Peringatan ini muncul seiring dengan dampak penutupan Selat Hormuz, jalur pelayaran vital bagi distribusi minyak global. Gangguan pada lalu lintas tanker di kawasan strategis tersebut telah mendorong harga minyak mentah dunia melonjak tajam.
Kenaikan harga avtur (bahan bakar pesawat) secara langsung memengaruhi biaya operasional maskapai penerbangan. IAG mengakui bahwa strategi lindung nilai (hedging) bahan bakar yang mereka miliki tidak sepenuhnya mampu menahan dampak krisis energi ini.

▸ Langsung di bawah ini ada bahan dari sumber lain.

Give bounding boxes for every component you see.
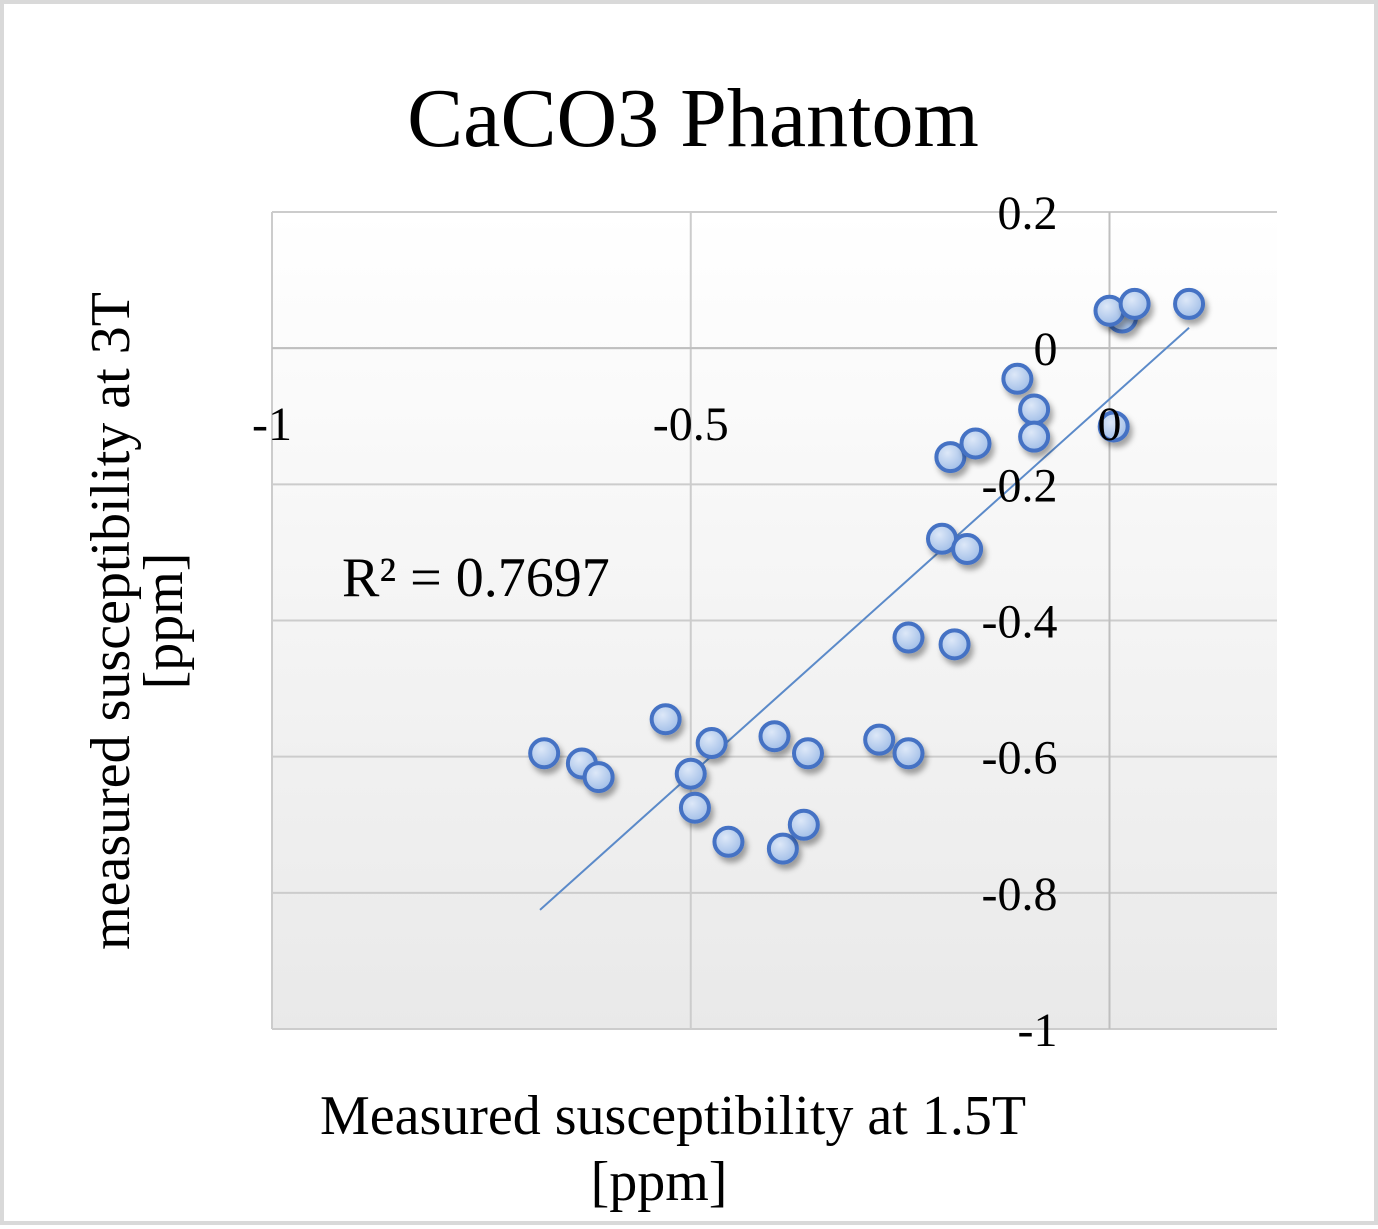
data-point: [695, 727, 728, 760]
y-axis-unit: [ppm]: [133, 553, 195, 690]
y-tick-label: -0.8: [982, 868, 1058, 921]
gridlines: [271, 211, 1277, 1030]
chart-title: CaCO3 Phantom: [407, 72, 979, 165]
data-point: [1097, 410, 1130, 443]
data-point: [792, 737, 824, 770]
y-tick-label: -0.4: [982, 596, 1058, 649]
r-squared-label: R² = 0.7697: [342, 547, 610, 609]
data-point: [678, 791, 711, 824]
data-point: [1018, 393, 1051, 426]
data-point: [938, 628, 971, 661]
x-axis-unit: [ppm]: [591, 1151, 728, 1213]
data-point: [787, 808, 820, 841]
y-tick-label: -0.2: [982, 459, 1058, 512]
data-point: [712, 825, 745, 858]
data-point: [951, 533, 984, 566]
data-point: [649, 703, 682, 736]
data-point: [582, 761, 615, 794]
data-point: [758, 720, 791, 753]
data-point: [766, 832, 799, 865]
x-axis-title: Measured susceptibility at 1.5T: [320, 1085, 1026, 1147]
x-tick-label: -1: [252, 398, 292, 451]
data-point: [934, 441, 967, 474]
y-tick-label: 0.2: [998, 187, 1058, 240]
y-tick-label: -1: [1018, 1004, 1058, 1057]
tick-labels: 0.2 0 -0.2 -0.4 -0.6 -0.8 -1 -1 -0.5 0: [252, 187, 1121, 1057]
data-points: [528, 287, 1206, 865]
scatter-chart: CaCO3 Phantom 0.2 0 -0.2 -0.4 -0.6 -0.8 -1 -1 -0…: [80, 72, 1277, 1213]
data-point: [1001, 362, 1034, 395]
data-point: [1173, 287, 1206, 320]
data-point: [674, 757, 707, 790]
data-point: [959, 427, 992, 460]
data-point: [892, 621, 925, 654]
trendline-group: [539, 326, 1190, 911]
x-tick-label: -0.5: [653, 398, 729, 451]
data-point: [1118, 287, 1151, 320]
x-tick-label: 0: [1098, 398, 1122, 451]
y-tick-label: -0.6: [982, 732, 1058, 785]
data-point: [528, 737, 561, 770]
trendline: [539, 326, 1190, 911]
y-tick-label: 0: [1034, 323, 1058, 376]
data-point: [892, 737, 925, 770]
data-point: [863, 723, 896, 756]
data-point: [1018, 420, 1051, 453]
y-axis-title: measured susceptibility at 3T: [80, 292, 142, 950]
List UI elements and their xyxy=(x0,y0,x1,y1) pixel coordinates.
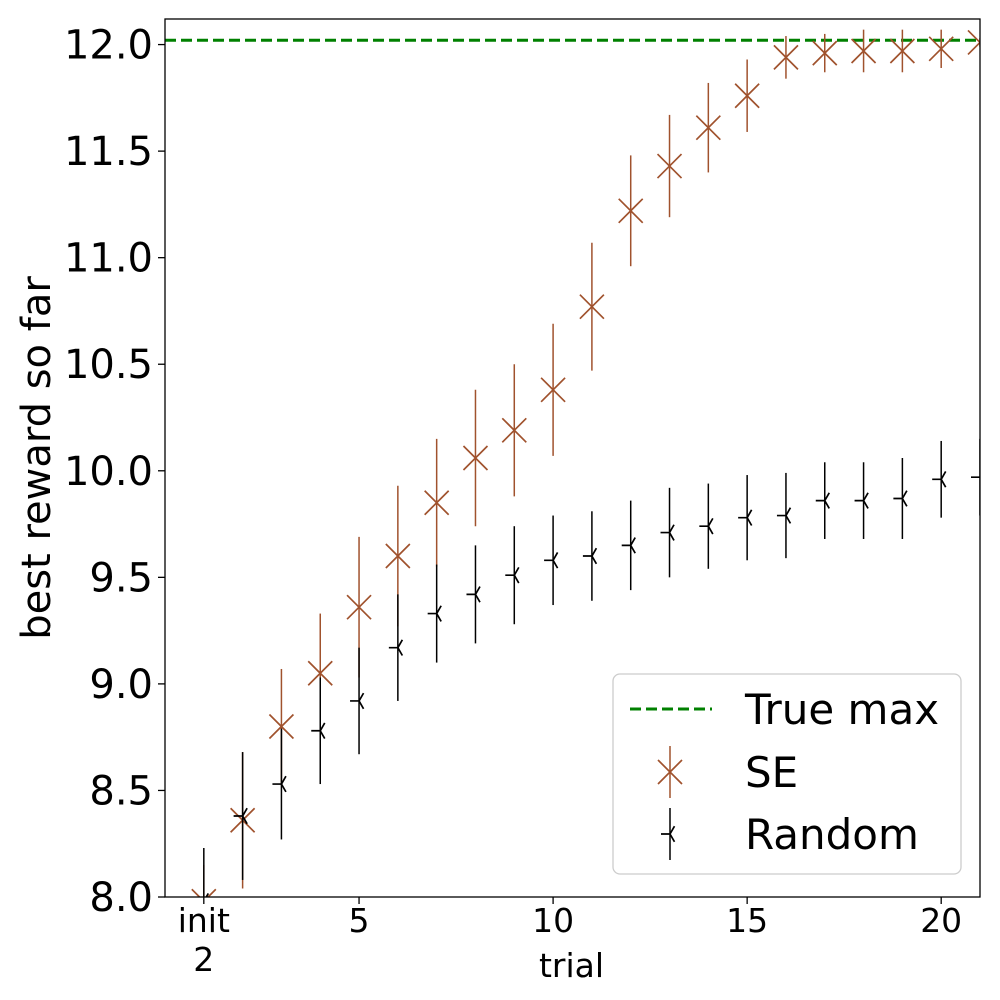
legend-label-random: Random xyxy=(745,810,919,859)
x-tick-label: 20 xyxy=(920,901,962,940)
random-point xyxy=(582,547,598,565)
legend: True max SE Random xyxy=(612,673,962,875)
random-point xyxy=(893,490,908,507)
se-point xyxy=(850,38,877,64)
random-point xyxy=(854,492,869,509)
se-point xyxy=(268,713,295,740)
y-tick-label: 9.5 xyxy=(89,555,153,601)
random-point xyxy=(621,537,636,554)
x-axis-label: trial xyxy=(539,946,604,985)
x-tick-label: init xyxy=(178,901,230,940)
se-point xyxy=(191,888,217,897)
random-point xyxy=(971,475,980,479)
random-point xyxy=(350,692,365,710)
x-tick-label: 15 xyxy=(726,901,768,940)
y-tick-label: 10.5 xyxy=(64,342,153,388)
random-point xyxy=(776,507,792,524)
legend-label-true-max: True max xyxy=(744,685,939,734)
random-point xyxy=(815,492,830,509)
y-tick-label: 10.0 xyxy=(64,449,153,495)
x-tick-label: 10 xyxy=(532,901,574,940)
random-point xyxy=(205,893,210,897)
random-point xyxy=(427,605,442,622)
y-tick-label: 11.5 xyxy=(64,129,153,175)
series-random xyxy=(203,438,980,897)
se-point xyxy=(385,543,411,569)
random-point xyxy=(233,807,248,825)
se-point xyxy=(695,115,721,141)
random-point xyxy=(544,552,559,569)
plot-frame xyxy=(164,18,981,898)
x-tick-label: 5 xyxy=(349,901,370,940)
se-point xyxy=(618,198,644,224)
random-point xyxy=(272,775,287,793)
y-tick-label: 12.0 xyxy=(64,23,153,69)
legend-random-swatch xyxy=(661,825,676,843)
se-point xyxy=(346,594,372,620)
y-tick-label: 11.0 xyxy=(64,236,153,282)
se-point xyxy=(424,490,450,516)
y-tick-label: 8.5 xyxy=(89,768,153,814)
x-tick-sublabel: 2 xyxy=(193,940,214,979)
se-point xyxy=(967,29,980,56)
se-point xyxy=(540,377,566,403)
legend-se-swatch xyxy=(657,759,683,785)
se-point xyxy=(656,153,683,179)
random-point xyxy=(738,509,753,526)
se-point xyxy=(812,40,838,66)
se-point xyxy=(773,44,799,70)
legend-label-se: SE xyxy=(745,748,798,797)
legend-box xyxy=(612,673,962,875)
random-point xyxy=(505,566,520,584)
se-point xyxy=(579,294,605,320)
y-axis-label: best reward so far xyxy=(14,276,60,640)
se-point xyxy=(501,417,527,443)
y-tick-label: 8.0 xyxy=(89,875,153,921)
se-point xyxy=(928,36,954,62)
random-point xyxy=(311,722,326,740)
se-point xyxy=(462,445,489,471)
random-point xyxy=(466,586,481,603)
se-point xyxy=(889,38,915,64)
y-tick-label: 9.0 xyxy=(89,662,153,708)
random-point xyxy=(388,639,404,656)
random-point xyxy=(699,517,714,535)
random-point xyxy=(660,524,675,541)
random-point xyxy=(932,471,947,488)
se-point xyxy=(734,83,760,109)
se-point xyxy=(307,660,333,686)
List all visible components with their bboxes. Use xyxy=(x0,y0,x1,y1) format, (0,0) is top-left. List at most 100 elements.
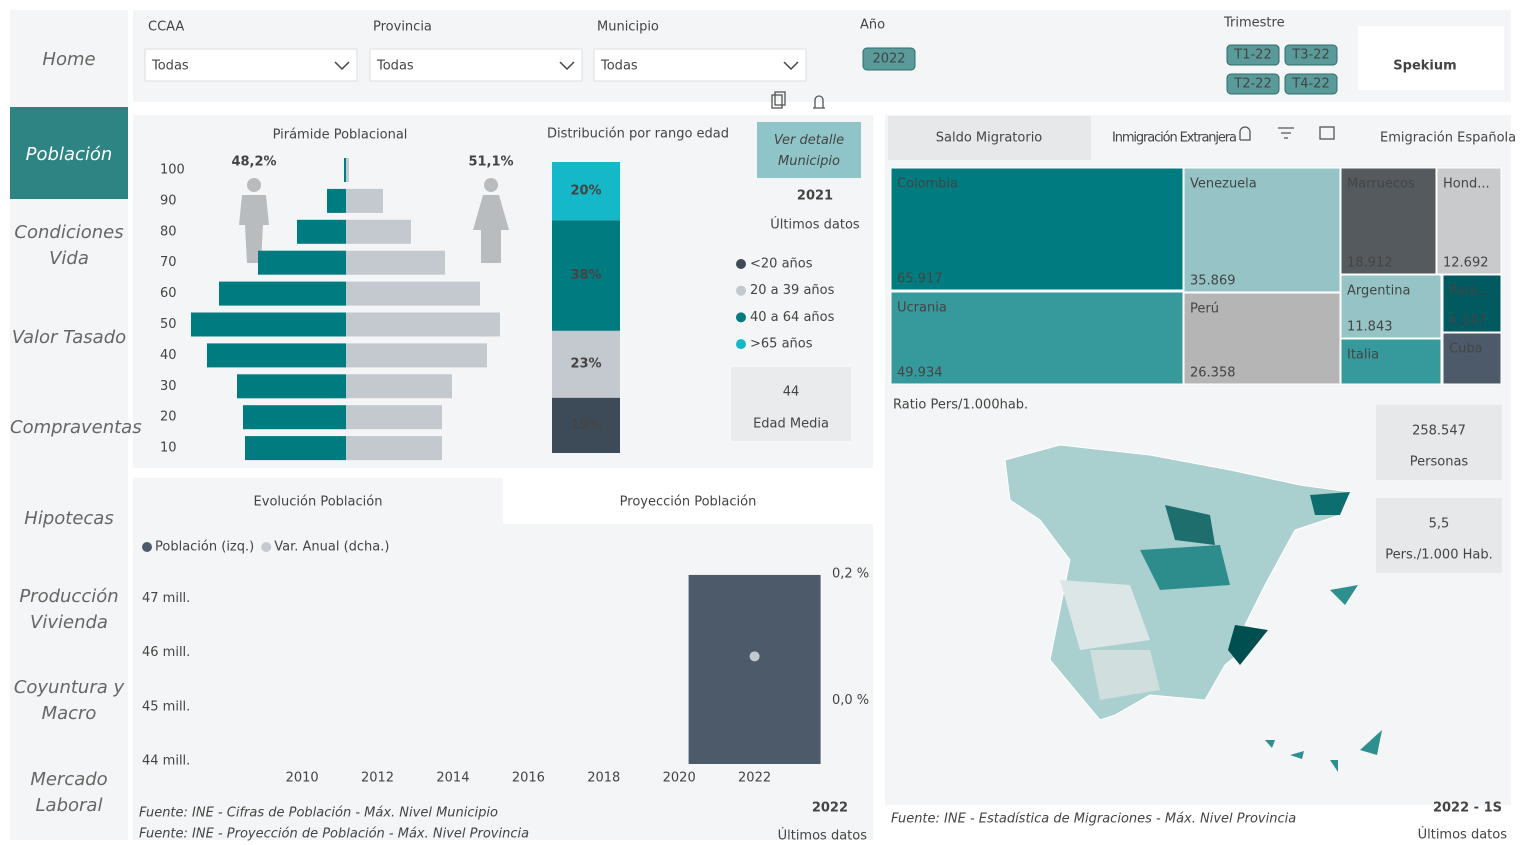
year-button[interactable] xyxy=(862,47,916,71)
data-label: 38% xyxy=(570,268,601,283)
pyramid-bar xyxy=(346,188,383,213)
x-tick-label: 2010 xyxy=(286,771,319,786)
kpi-box xyxy=(1376,498,1502,573)
dropdown-arrow xyxy=(783,61,799,71)
age-label: 40 xyxy=(160,348,177,363)
kpi-value: 5,5 xyxy=(1429,517,1450,532)
spain-map xyxy=(1004,444,1382,772)
cell-label: Argentina xyxy=(1347,284,1410,299)
pyramid-bar xyxy=(207,343,346,368)
year: 2022 xyxy=(812,801,848,816)
stack-segment xyxy=(552,397,620,453)
stack-segment xyxy=(552,162,620,221)
filter-dropdown[interactable] xyxy=(369,48,583,82)
legend-label: <20 años xyxy=(750,257,813,272)
kpi-value: 258.547 xyxy=(1412,424,1466,439)
tab[interactable]: Saldo Migratorio xyxy=(936,131,1043,146)
pyramid-bar xyxy=(346,343,487,368)
pyramid-bar xyxy=(191,312,346,337)
age-label: 10 xyxy=(160,441,177,456)
quarter-button[interactable] xyxy=(1226,44,1280,66)
pyramid-bar xyxy=(346,374,452,399)
nav-item[interactable]: Coyuntura y Macro xyxy=(13,677,125,724)
quarter-button[interactable] xyxy=(1226,73,1280,95)
kpi-box xyxy=(731,367,851,441)
tab[interactable]: Inmigración Extranjera xyxy=(1112,131,1237,146)
source-note: Fuente: INE - Cifras de Población - Máx.… xyxy=(139,806,498,821)
tab-inactive xyxy=(503,478,873,524)
cell-value: 26.358 xyxy=(1190,366,1236,381)
filter-label: Municipio xyxy=(597,20,659,35)
share-label: 48,2% xyxy=(231,155,276,170)
year-option[interactable]: 2022 xyxy=(872,52,905,67)
cell-label: Hond... xyxy=(1443,177,1490,192)
legend-swatch xyxy=(736,259,746,269)
logo: Spekium xyxy=(1393,59,1456,74)
pyramid-bar xyxy=(258,250,346,275)
tab[interactable]: Evolución Población xyxy=(254,495,383,510)
filter-dropdown[interactable] xyxy=(593,48,807,82)
nav-item[interactable]: Home xyxy=(42,49,96,70)
legend-label: >65 años xyxy=(750,337,813,352)
x-tick-label: 2016 xyxy=(512,771,545,786)
stack-segment xyxy=(552,220,620,331)
pyramid-bar xyxy=(346,312,500,337)
quarter-button[interactable] xyxy=(1284,73,1338,95)
cell-value: 35.869 xyxy=(1190,274,1236,289)
toolbar-icons xyxy=(771,91,1335,141)
kpi-label: Pers./1.000 Hab. xyxy=(1385,548,1492,563)
nav-item[interactable]: Mercado Laboral xyxy=(30,769,108,816)
pyramid-bar xyxy=(346,436,442,461)
tab[interactable]: Emigración Española xyxy=(1380,131,1516,146)
treemap-cell xyxy=(1442,332,1502,385)
x-tick-label: 2020 xyxy=(663,771,696,786)
pyramid-bar xyxy=(346,281,480,306)
x-tick-label: 2018 xyxy=(587,771,620,786)
detail-button[interactable] xyxy=(757,122,861,178)
cell-value: 65.917 xyxy=(897,272,943,287)
kpi-label: Edad Media xyxy=(753,417,829,432)
data-label: 20% xyxy=(570,184,601,199)
legend-swatch xyxy=(736,312,746,323)
cell-label: Marruecos xyxy=(1347,177,1415,192)
year-note: Últimos datos xyxy=(770,217,860,233)
year: 2021 xyxy=(797,189,833,204)
chart-title: Distribución por rango edad xyxy=(547,127,729,142)
y-tick-label: 45 mill. xyxy=(142,699,190,714)
filter-dropdown[interactable] xyxy=(144,48,358,82)
quarter-option[interactable]: T3-22 xyxy=(1291,48,1329,63)
age-label: 100 xyxy=(160,163,185,178)
quarter-option[interactable]: T4-22 xyxy=(1291,77,1329,92)
year-filter-label: Año xyxy=(860,18,885,33)
filter-value: Todas xyxy=(376,59,414,74)
nav-item[interactable]: Población xyxy=(25,144,113,165)
legend-label: Población (izq.) xyxy=(155,540,254,555)
age-label: 90 xyxy=(160,193,177,208)
filter-value: Todas xyxy=(600,59,638,74)
y-tick-label: 46 mill. xyxy=(142,645,190,660)
x-tick-label: 2012 xyxy=(361,771,394,786)
nav-item[interactable]: Valor Tasado xyxy=(11,327,127,348)
quarter-option[interactable]: T1-22 xyxy=(1233,48,1271,63)
detail-button-label[interactable]: Ver detalle Municipio xyxy=(774,133,844,169)
cell-label: Venezuela xyxy=(1190,177,1257,192)
quarter-filter-label: Trimestre xyxy=(1223,16,1285,31)
nav-item[interactable]: Hipotecas xyxy=(24,508,114,529)
y2-tick-label: 0,0 % xyxy=(832,693,869,708)
nav-item[interactable]: Compraventas xyxy=(10,417,142,438)
tab[interactable]: Proyección Población xyxy=(620,495,757,510)
kpi-box xyxy=(1376,405,1502,480)
pyramid-bar xyxy=(346,219,411,244)
nav-active xyxy=(10,107,128,199)
nav-item[interactable]: Producción Vivienda xyxy=(19,586,119,633)
treemap-cell xyxy=(1183,292,1341,385)
cell-value: 12.692 xyxy=(1443,256,1489,271)
period-note: Últimos datos xyxy=(1418,827,1508,843)
quarter-option[interactable]: T2-22 xyxy=(1233,77,1271,92)
y-tick-label: 47 mill. xyxy=(142,591,190,606)
nav-item[interactable]: Condiciones Vida xyxy=(14,222,124,269)
dropdown-arrow xyxy=(334,61,350,71)
quarter-button[interactable] xyxy=(1284,44,1338,66)
legend-label: Var. Anual (dcha.) xyxy=(274,540,389,555)
treemap-cell xyxy=(1183,167,1341,293)
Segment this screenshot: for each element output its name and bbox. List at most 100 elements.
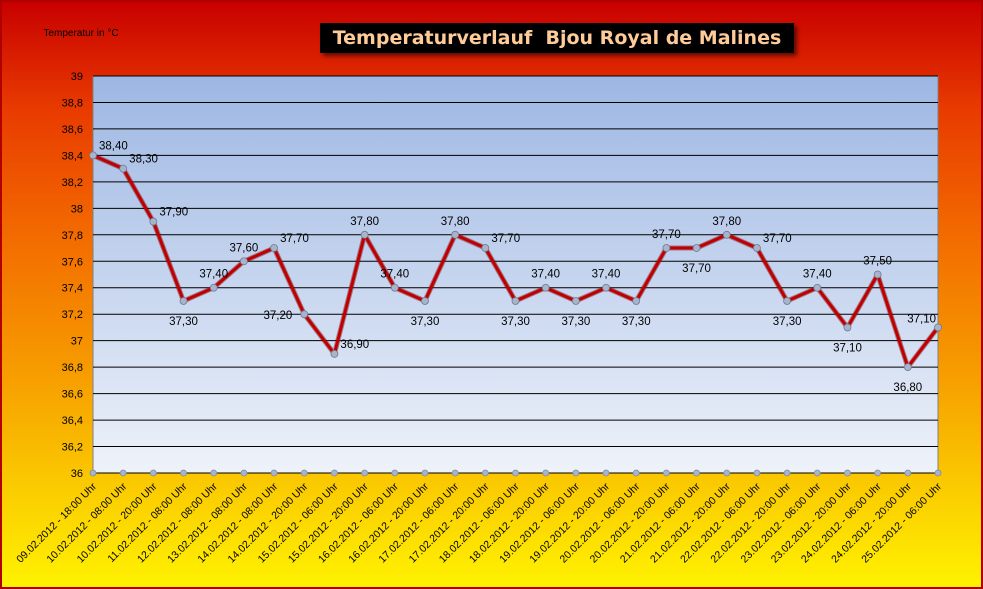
data-label: 38,30 [129,154,158,166]
data-label: 37,80 [350,216,379,228]
data-point [119,164,128,173]
data-point [873,270,882,279]
axis-marker [723,469,731,477]
axis-marker [331,469,338,477]
data-label: 37,80 [712,216,741,228]
data-label: 37,40 [380,269,409,281]
y-tick-label: 36,6 [62,389,83,401]
data-label: 37,40 [803,269,832,281]
axis-marker [391,469,399,477]
data-label: 37,10 [833,342,862,354]
axis-marker [89,469,97,477]
data-point [149,217,158,226]
plot-area [92,75,939,474]
axis-marker [813,469,821,477]
data-label: 37,30 [501,316,530,328]
axis-marker [844,469,851,477]
axis-marker [512,469,519,477]
data-point [602,283,610,292]
axis-marker [361,469,369,477]
y-tick-label: 38,6 [62,124,83,136]
axis-marker [693,469,700,477]
data-point [813,283,822,292]
y-tick-label: 36,2 [62,442,83,454]
axis-marker [180,469,187,477]
axis-marker [602,469,610,477]
data-point [753,244,761,252]
y-tick-label: 39 [71,71,83,83]
data-point [270,244,278,252]
data-point [662,244,671,252]
y-tick-label: 37,6 [62,256,83,268]
axis-marker [421,469,429,477]
data-label: 37,30 [561,316,590,328]
y-tick-label: 37 [71,336,83,348]
axis-marker [632,469,640,477]
axis-marker [934,469,942,477]
data-label: 37,40 [199,269,228,281]
data-point [843,323,852,332]
data-label: 37,70 [280,233,309,245]
axis-marker [149,469,157,477]
data-point [451,230,460,239]
axis-marker [210,469,218,477]
axis-marker [119,469,127,477]
data-point [239,257,248,266]
data-label: 37,30 [169,316,198,328]
data-label: 37,50 [863,256,892,268]
data-label: 37,90 [159,207,188,219]
data-label: 37,70 [763,233,792,245]
data-point [421,297,429,305]
gridlines [93,75,938,474]
data-point [209,283,218,292]
y-tick-label: 38,2 [62,177,83,189]
data-label: 37,70 [682,263,711,275]
data-markers [89,151,942,372]
data-point [722,230,731,239]
data-point [632,297,641,305]
data-point [89,151,97,160]
data-point [934,323,942,332]
data-label: 37,70 [491,233,520,245]
y-axis-label: Temperatur in °C [43,28,119,39]
axis-marker [662,469,670,477]
data-point [330,349,339,358]
y-tick-label: 38,8 [62,97,83,109]
data-point [692,244,701,252]
axis-marker [270,469,278,477]
data-point [300,310,309,319]
axis-marker [481,469,489,477]
y-tick-label: 36,8 [62,362,83,374]
data-point [360,230,369,239]
y-tick-label: 38,4 [62,150,83,162]
data-label: 37,70 [652,229,681,241]
axis-marker [240,469,248,477]
y-tick-label: 37,8 [62,230,83,242]
axis-marker [451,469,459,477]
data-label: 37,40 [592,269,621,281]
axis-marker [300,469,308,477]
data-label: 36,80 [893,382,922,394]
data-label: 37,20 [263,310,292,322]
data-point [783,297,792,305]
data-label: 37,10 [907,313,936,325]
data-point [390,283,399,292]
axis-marker [542,469,550,477]
data-point [541,283,550,292]
y-tick-label: 36 [71,468,83,480]
chart-title: Temperaturverlauf Bjou Royal de Malines [320,23,794,53]
data-label: 36,90 [340,339,369,351]
y-tick-label: 37,4 [62,283,83,295]
y-tick-label: 38 [71,203,83,215]
data-point [511,297,520,305]
y-axis-ticks: 36 36,2 36,4 36,6 36,8 37 37,2 37,4 37,6 37,8 38 38… [62,71,83,480]
data-label: 37,30 [411,316,440,328]
data-point [179,297,188,305]
data-point [571,297,580,305]
axis-marker [783,469,791,477]
data-label: 38,40 [99,140,128,152]
data-point [481,244,490,252]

Baca juga di sini: Iran Kembali Sita Dua Kapal di Selat Hormuz, Gejolak Energi Global Meningkat
Situasi ini juga menjadi perhatian serius pemerintah Inggris. Otoritas penerbangan setempat dilaporkan memantau ketersediaan bahan bakar secara ketat untuk mencegah potensi gangguan yang lebih luas pada sektor transportasi udara.
Sebagai langkah antisipasi, regulator penerbangan di Inggris bahkan telah melonggarkan aturan terkait slot bandara. Kebijakan ini memungkinkan maskapai untuk membatalkan penerbangan tanpa kehilangan hak slot lepas landas dan mendarat apabila terjadi kekurangan pasokan bahan bakar.
Meskipun beberapa maskapai seperti Jet2 menyatakan operasional mereka masih berjalan normal saat ini, para pelaku industri penerbangan memperingatkan bahwa kondisi dapat berubah sewaktu-waktu. Jika krisis pasokan energi berlanjut, kenaikan harga tiket dan potensi pembatalan penerbangan dalam beberapa pekan mendatang menjadi ancaman nyata.
Para penumpang perlu bersiap menghadapi biaya perjalanan udara yang lebih mahal, terutama untuk rute-rute internasional. Hal ini menjadi konsekuensi langsung dari ketegangan geopolitik yang memengaruhi pasar energi global.